Caractéristiques de North Thunderfuck Auto
North Thunderfuck Auto est le type de cultivar que l’on choisit quand on veut une vraie personnalité aromatique, dans un format compact et rapide. En tant qu’autofloraison, elle passe de la graine à la récolte sans dépendre d’un planning lumineux strict, ce qui en fait une option pratique pour les débutants, et un choix malin quand on manque de place ou qu’on enchaîne plusieurs cultures.
Ce qui ressort le plus, c’est son profil global : des aromatiques vives et tranchantes, qui tirent souvent vers l’agrume et le pin, avec une touche skunk, associées à une expérience que beaucoup décrivent comme stimulante et assez lucide. Comme pour toute variété, l’expression exacte peut varier selon les conditions de culture, ainsi que le séchage et l’affinage, mais c’est une candidate à garder en tête si vous recherchez une présence terpénique affirmée et une structure d’auto moderne et satisfaisante.
Attributs génétiques de North Thunderfuck Auto
North Thunderfuck Auto combine une puissance et une saveur « old school » avec la praticité moderne. Elle est obtenue par le croisement de North Thunderfuck avec Ruderalis, ce qui lui apporte le caractère autofloraison tout en conservant le tempérament qui a rendu l’originale si mémorable.

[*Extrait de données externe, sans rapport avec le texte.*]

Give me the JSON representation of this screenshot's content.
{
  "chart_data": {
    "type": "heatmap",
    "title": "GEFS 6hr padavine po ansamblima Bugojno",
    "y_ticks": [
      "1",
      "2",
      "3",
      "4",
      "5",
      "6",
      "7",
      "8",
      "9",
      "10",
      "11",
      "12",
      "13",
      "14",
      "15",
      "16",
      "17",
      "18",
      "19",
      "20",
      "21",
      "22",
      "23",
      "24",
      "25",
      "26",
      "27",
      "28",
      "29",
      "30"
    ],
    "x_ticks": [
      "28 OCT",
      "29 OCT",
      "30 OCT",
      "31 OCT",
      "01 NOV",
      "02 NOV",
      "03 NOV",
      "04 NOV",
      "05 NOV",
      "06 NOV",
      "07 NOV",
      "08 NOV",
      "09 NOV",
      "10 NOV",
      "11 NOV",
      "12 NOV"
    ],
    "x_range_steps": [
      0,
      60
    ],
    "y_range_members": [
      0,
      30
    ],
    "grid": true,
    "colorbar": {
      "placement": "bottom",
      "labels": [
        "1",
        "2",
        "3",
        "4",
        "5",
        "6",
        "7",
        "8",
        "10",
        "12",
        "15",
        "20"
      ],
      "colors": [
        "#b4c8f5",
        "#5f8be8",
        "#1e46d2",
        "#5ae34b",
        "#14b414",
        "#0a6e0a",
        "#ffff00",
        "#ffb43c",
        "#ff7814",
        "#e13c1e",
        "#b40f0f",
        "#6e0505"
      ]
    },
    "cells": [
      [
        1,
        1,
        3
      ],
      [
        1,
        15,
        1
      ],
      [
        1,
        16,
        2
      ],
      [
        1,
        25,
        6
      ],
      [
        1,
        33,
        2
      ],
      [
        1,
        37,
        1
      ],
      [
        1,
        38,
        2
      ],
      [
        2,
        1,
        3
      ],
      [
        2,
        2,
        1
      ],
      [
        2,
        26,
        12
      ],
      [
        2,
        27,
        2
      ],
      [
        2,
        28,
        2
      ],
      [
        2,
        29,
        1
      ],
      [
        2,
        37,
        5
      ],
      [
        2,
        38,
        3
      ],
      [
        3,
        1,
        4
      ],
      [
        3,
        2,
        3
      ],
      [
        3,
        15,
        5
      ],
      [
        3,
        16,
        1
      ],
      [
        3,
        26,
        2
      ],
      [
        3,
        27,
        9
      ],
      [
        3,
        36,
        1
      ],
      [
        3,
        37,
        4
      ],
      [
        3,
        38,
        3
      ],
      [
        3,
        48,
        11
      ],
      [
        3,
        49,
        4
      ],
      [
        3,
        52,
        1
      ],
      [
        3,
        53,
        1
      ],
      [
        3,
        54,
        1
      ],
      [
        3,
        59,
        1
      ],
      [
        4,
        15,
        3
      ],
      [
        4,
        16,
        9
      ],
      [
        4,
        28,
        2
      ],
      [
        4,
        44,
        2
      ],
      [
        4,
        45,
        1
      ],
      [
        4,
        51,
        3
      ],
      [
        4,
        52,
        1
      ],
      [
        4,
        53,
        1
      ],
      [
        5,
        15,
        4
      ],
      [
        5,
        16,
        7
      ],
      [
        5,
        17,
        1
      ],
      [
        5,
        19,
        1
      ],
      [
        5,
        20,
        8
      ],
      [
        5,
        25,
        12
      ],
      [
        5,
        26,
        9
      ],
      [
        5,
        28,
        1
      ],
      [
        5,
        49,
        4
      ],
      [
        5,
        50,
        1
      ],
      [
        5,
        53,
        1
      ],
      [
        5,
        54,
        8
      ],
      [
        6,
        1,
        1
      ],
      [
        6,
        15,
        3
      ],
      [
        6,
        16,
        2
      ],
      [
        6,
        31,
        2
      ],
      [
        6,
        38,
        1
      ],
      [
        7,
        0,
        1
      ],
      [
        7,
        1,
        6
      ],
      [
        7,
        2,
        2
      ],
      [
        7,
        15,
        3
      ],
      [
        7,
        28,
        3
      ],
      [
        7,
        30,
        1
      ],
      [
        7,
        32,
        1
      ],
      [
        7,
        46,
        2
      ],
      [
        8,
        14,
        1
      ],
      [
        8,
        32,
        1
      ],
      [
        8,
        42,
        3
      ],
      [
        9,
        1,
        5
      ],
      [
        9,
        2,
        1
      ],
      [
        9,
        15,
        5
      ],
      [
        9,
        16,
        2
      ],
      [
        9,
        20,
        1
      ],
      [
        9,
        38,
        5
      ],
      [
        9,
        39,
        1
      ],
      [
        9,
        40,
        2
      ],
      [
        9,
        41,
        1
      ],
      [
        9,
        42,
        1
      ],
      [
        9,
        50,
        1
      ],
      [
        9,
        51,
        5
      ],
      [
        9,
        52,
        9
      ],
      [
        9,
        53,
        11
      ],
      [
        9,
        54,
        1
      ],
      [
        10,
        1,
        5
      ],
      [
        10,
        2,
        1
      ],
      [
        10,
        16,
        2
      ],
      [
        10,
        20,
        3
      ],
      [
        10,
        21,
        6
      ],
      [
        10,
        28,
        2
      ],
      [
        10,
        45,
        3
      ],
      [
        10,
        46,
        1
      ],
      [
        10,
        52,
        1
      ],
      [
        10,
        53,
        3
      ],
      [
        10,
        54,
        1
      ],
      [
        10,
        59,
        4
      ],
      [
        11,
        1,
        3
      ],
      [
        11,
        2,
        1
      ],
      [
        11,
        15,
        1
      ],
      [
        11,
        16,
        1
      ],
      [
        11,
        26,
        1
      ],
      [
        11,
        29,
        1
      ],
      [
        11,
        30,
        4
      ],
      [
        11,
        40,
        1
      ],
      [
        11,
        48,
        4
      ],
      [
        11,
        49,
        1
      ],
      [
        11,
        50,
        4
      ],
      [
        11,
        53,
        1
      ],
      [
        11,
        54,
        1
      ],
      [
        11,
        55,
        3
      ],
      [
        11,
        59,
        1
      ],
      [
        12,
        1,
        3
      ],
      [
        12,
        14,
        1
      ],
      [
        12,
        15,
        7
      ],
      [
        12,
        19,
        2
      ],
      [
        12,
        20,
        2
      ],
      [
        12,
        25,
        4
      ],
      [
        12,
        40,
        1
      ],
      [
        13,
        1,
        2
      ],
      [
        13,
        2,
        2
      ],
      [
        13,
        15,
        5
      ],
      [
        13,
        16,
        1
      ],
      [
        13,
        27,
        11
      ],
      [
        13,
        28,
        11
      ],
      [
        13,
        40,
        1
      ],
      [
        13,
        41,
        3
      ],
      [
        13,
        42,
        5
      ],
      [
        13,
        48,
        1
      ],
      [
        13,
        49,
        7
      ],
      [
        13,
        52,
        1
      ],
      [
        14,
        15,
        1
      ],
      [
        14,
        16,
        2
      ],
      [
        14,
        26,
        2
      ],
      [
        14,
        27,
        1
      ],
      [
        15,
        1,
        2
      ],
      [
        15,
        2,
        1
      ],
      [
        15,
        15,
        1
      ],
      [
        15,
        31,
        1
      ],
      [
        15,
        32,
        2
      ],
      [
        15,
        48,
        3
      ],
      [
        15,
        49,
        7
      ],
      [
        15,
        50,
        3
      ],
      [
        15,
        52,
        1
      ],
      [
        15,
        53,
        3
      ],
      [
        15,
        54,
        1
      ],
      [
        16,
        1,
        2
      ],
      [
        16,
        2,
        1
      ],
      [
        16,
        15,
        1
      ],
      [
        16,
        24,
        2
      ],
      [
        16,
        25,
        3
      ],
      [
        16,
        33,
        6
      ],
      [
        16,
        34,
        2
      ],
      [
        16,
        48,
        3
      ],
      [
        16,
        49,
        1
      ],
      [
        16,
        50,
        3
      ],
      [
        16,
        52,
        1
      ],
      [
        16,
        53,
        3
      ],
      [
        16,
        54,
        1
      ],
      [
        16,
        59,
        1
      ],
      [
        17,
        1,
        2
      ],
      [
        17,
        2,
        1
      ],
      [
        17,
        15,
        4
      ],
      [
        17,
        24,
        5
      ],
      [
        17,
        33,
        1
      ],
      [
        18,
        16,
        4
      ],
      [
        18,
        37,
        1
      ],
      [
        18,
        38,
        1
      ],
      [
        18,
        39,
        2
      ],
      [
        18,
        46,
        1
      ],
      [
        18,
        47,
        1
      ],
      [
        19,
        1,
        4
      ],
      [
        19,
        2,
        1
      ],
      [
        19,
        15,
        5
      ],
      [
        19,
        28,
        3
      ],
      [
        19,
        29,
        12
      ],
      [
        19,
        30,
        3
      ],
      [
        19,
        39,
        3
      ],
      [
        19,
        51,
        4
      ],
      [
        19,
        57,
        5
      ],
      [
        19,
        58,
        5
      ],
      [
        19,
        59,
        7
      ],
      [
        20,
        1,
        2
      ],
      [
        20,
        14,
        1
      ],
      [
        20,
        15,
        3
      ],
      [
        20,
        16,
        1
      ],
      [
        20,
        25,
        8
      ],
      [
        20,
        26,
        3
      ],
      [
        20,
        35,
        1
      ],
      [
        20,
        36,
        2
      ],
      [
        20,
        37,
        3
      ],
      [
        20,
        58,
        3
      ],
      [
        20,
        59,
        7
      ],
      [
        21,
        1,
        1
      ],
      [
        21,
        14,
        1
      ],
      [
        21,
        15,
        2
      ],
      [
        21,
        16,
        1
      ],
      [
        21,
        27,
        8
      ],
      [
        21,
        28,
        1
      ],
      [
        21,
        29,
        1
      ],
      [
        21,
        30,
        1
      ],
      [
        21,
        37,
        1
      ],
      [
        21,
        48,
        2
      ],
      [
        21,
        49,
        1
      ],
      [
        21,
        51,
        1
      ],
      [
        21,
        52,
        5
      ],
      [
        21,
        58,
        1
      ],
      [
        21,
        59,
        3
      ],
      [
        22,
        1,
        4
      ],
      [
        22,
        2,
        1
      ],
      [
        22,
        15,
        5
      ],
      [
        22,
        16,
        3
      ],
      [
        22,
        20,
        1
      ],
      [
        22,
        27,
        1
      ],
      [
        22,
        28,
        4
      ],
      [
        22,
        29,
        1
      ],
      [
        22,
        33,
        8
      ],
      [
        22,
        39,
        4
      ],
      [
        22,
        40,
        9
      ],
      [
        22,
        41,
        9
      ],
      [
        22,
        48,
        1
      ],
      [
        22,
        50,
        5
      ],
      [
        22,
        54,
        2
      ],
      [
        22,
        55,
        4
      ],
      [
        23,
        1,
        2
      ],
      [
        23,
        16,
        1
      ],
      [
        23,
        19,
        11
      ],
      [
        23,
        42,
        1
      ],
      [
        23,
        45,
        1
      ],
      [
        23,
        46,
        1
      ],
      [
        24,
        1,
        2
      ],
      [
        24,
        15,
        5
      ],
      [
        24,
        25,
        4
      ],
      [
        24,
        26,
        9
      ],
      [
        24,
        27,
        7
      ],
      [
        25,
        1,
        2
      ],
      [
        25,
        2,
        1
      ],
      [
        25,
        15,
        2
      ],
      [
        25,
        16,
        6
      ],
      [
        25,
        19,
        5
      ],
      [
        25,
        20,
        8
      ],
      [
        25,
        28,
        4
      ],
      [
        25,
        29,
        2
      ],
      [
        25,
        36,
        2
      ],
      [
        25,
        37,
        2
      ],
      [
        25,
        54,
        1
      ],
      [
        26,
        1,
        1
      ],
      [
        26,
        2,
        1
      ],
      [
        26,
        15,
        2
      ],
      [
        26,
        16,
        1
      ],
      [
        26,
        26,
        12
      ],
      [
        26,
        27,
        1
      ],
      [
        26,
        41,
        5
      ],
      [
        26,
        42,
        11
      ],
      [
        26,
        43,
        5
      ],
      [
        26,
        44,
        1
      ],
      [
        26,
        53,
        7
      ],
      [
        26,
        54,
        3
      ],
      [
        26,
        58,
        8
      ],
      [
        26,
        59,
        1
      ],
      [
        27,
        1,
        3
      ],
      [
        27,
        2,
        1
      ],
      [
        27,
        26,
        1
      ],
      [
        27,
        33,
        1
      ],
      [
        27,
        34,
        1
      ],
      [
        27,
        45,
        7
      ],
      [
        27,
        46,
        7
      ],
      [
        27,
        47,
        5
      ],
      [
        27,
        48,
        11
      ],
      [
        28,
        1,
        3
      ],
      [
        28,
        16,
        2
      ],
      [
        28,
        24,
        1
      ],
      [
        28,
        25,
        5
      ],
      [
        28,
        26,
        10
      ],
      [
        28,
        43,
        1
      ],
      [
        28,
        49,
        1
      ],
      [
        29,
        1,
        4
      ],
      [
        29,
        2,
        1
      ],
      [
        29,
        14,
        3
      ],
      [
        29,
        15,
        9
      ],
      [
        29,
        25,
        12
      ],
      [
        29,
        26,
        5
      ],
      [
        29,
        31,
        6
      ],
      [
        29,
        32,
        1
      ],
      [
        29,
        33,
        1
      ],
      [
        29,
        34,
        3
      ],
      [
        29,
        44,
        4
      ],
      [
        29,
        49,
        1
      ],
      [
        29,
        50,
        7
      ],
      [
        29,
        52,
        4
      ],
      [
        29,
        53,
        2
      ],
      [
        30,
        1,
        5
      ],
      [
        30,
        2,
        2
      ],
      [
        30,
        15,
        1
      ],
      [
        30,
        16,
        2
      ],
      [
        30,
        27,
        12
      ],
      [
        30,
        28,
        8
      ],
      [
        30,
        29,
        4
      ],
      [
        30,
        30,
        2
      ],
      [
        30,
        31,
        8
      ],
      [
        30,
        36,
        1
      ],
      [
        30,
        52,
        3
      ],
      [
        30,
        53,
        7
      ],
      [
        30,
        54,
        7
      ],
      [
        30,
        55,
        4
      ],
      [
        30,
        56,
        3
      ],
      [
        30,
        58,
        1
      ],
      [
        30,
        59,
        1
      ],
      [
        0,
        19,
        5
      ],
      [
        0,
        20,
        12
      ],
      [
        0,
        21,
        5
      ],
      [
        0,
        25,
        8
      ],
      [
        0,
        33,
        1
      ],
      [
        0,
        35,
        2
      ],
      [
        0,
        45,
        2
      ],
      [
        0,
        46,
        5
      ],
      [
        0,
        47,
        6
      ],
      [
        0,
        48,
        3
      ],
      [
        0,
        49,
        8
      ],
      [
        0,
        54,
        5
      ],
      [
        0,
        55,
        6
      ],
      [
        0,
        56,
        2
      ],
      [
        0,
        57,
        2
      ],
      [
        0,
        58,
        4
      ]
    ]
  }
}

En clair, c’est une adaptation autofloraison de Matanuska Thunderfuck, sélectionnée pour offrir un profil similaire, dynamique et à dominante sativa, mais sur un calendrier plus serré. Grâce à l’influence Ruderalis, le cycle de vie est rapide, avec environ 10 à 11 semaines entre la graine et la récolte, sans avoir besoin de modifier le cycle lumineux.
Côté puissance, le taux de THC peut monter jusqu’à 22 % dans de bonnes conditions. L’objectif du travail de breeding est simple : conserver la structure énergique et le profil terpénique bien expressif, tout en ajoutant de la vitesse, de la résistance et une organisation plus facile pour les cultivateurs.


Caractéristiques de culture de North Thunderfuck Auto
North Thunderfuck Auto reste facile à gérer tout en produisant une croissance généreuse. En intérieur, les plantes atteignent généralement 70–140 cm, ce qui en fait une option flexible pour les tentes où la hauteur est limitée, tout en permettant d’obtenir une canopée bien remplie.
En extérieur, elle peut s’étirer un peu plus, jusqu’à 150 cm dans de bonnes conditions. Les rendements sont compétitifs pour une auto, avec des récoltes en intérieur autour de 500–550 g/m² et, en extérieur, des retours de l’ordre de 140–180 g/plante quand les fondamentaux sont bien maîtrisés.
Ce cultivar répond très bien au LST, qui aide à garder une structure ouverte et une pénétration lumineuse homogène. La nutrition reste généralement simple grâce à un appétit modéré en nutriments, et la variété convient bien aux approches organiques, où des apports réguliers et doux soutiennent un développement stable.
Effets et saveurs de North Thunderfuck Auto
North Thunderfuck Auto se situe dans le haut du panier des autofloraisons en matière de puissance, avec un taux de THC pouvant atteindre environ 22 %. Par rapport à beaucoup d’autos plus « moyennes », ce surplus se ressent souvent par une montée plus rapide et plus marquée. Mieux vaut donc y aller progressivement, surtout si vous avez une tolérance plus faible.
L’effet est généralement rapide et très cérébral, avec un profil énergisant et stimulant, adapté à la journée quand vous souhaitez rester alerte. Au-delà du THC, il est aussi utile de garder en tête l’idée d’effet d’entourage : l’expérience globale dépend de l’interaction entre les cannabinoïdes et les terpènes de la variété, plutôt que d’une seule molécule.
Côté saveurs, attendez-vous à une attaque d’agrumes bien tranchante, posée sur des notes de pin et une touche skunk plus « funky », pour des bouffées vives au départ et une finale persistante, classique et marquée.